Omdat geen afwijkingen worden verwacht, zijn geen verder maatregelen voorzien, zoals sturing, calamiteitenplan, aanpassing monitoringsstrategie.

Calamiteitenplan
Calamiteiten zijn niet waarschijnlijk. Er is geen chemisch afval gestort. Boringen door de stort geven aan dat het huisvuil en bouw- en sloopafval betreft. De expertise met processen in en om stortplaatsen is gegroeid. Ook bij het doorroesten van vaten is een dermate grote buffercapaciteit aanwezig en microbiële potentie, dat een daadwerkelijke agressieve verontreinigingspluim niet waarschijnlijk is.
Daarnaast is er geen sprake van een nabijgelegen bedreigd object.

Financieringsplan
De jaarlijkse monitoring wordt betaald uit het bodemsaneringsbudget van de provincie. Op termijn moet overheveling naar een andere geldstroom worden voorzien, zeker als de stortplaats op termijn niet meer wordt aangemerkt als geval van ernstige bodemverontreiniging. Hierbij wordt door de Stuurgroep NaVos gedacht aan:

  • Het opnieuw instellen dan wel voortzetting van de zogeheten “Leemtewetheffing”. Dit is een tijdelijke heffing op de storttarieven, die destijds in het leven is geroepen om de analyses ten behoeve van het NAVOS-onderzoek te bekostigen.

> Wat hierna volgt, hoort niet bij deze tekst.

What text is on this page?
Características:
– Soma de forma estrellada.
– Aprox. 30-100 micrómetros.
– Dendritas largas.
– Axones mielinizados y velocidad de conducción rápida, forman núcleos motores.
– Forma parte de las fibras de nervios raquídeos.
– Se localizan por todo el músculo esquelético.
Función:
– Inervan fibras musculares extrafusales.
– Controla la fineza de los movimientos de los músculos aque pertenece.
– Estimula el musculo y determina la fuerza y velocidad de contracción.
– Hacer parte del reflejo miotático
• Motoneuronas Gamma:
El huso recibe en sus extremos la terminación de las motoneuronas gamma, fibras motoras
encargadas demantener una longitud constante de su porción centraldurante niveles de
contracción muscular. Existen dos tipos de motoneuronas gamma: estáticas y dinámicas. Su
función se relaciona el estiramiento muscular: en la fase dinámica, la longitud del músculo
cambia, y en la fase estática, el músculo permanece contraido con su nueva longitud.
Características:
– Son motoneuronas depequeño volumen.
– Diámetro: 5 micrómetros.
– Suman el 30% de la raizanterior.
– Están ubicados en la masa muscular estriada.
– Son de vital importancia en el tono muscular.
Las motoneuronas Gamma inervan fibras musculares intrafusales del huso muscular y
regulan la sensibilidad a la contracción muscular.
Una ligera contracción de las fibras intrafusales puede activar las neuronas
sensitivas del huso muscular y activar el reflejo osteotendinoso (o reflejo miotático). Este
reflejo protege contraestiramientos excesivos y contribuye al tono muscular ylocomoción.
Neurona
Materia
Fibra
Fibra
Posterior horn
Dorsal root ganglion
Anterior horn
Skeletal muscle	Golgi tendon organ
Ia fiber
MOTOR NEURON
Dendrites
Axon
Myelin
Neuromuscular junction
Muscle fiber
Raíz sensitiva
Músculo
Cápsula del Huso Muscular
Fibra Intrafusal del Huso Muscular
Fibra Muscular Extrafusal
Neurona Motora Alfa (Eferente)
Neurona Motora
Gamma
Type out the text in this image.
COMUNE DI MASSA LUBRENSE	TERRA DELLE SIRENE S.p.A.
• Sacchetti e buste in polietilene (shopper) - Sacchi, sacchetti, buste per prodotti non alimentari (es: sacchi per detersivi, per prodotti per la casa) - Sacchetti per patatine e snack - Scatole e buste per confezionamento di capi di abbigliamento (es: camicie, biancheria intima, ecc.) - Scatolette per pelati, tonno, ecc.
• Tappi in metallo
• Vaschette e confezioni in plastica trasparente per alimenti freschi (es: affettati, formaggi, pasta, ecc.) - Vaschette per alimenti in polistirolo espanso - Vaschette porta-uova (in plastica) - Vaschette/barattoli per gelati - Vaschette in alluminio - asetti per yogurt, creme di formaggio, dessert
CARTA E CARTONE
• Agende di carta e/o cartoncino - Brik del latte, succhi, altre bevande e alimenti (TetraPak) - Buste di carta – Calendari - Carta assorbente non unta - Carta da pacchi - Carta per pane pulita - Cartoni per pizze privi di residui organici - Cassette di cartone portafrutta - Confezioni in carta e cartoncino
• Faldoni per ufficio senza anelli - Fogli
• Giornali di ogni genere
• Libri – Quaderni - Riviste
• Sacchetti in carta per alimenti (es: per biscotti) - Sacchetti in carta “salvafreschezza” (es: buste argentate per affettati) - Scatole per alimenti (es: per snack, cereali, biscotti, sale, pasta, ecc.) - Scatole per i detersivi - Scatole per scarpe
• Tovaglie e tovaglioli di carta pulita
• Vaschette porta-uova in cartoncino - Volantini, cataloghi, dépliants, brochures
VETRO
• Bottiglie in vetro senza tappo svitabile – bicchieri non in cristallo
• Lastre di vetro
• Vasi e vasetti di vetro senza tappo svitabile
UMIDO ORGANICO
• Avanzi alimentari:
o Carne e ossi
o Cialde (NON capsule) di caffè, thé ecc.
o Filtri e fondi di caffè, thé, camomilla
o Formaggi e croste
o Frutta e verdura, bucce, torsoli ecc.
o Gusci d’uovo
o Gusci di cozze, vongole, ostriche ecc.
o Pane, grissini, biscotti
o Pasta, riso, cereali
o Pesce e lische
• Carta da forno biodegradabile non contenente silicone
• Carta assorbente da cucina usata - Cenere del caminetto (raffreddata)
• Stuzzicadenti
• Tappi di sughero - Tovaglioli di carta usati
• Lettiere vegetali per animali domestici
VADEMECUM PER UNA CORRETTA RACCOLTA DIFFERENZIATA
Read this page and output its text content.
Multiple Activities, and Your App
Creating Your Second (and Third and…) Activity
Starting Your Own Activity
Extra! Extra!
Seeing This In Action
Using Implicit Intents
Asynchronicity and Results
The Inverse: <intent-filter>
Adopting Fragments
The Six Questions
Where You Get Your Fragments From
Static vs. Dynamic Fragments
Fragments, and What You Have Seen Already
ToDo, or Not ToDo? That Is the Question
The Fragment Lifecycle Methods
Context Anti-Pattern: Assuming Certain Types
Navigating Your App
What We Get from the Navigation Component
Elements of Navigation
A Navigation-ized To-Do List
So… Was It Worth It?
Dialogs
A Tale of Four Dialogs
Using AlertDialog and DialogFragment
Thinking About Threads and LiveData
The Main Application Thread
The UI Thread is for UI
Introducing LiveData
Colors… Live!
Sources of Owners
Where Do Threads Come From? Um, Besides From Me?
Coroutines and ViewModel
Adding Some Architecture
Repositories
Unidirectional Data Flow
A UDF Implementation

Draagvlak voor verlenging bij de afvalbranche is er echter niet en aan deze heffing kleven praktische bezwaren zoals een ongelijke verdeling van inkomsten over de provincies;
  • Een deel van het huidige Wbb/ISV-overheidsbudget oormerken voor de monitoring. Nadeel van deze optie is dat het afzonderen van een deel van het budget ingaat tegen de tendens om het ISV/Wbb-budget vergaand te ontschotten.

Communicatieplan
De stortplaats is een voorbeeld van hoe een last uit het verleden kan worden ingepast in de natuur en tevens op welke wijze het optimaal gebruik van natuurlijke processen kan helpen om deze last te verminderen. De metafoor ‘tijdbom’ is niet terecht. Zowel provincie als Natuurmonumenten hebben dit geval van bodemverontreiniging opgenomen in brochures over het gebied of over beleidsvernieuwing en gebiedsgericht beleid. In het gebied zelf zijn informatieborden aanwezig.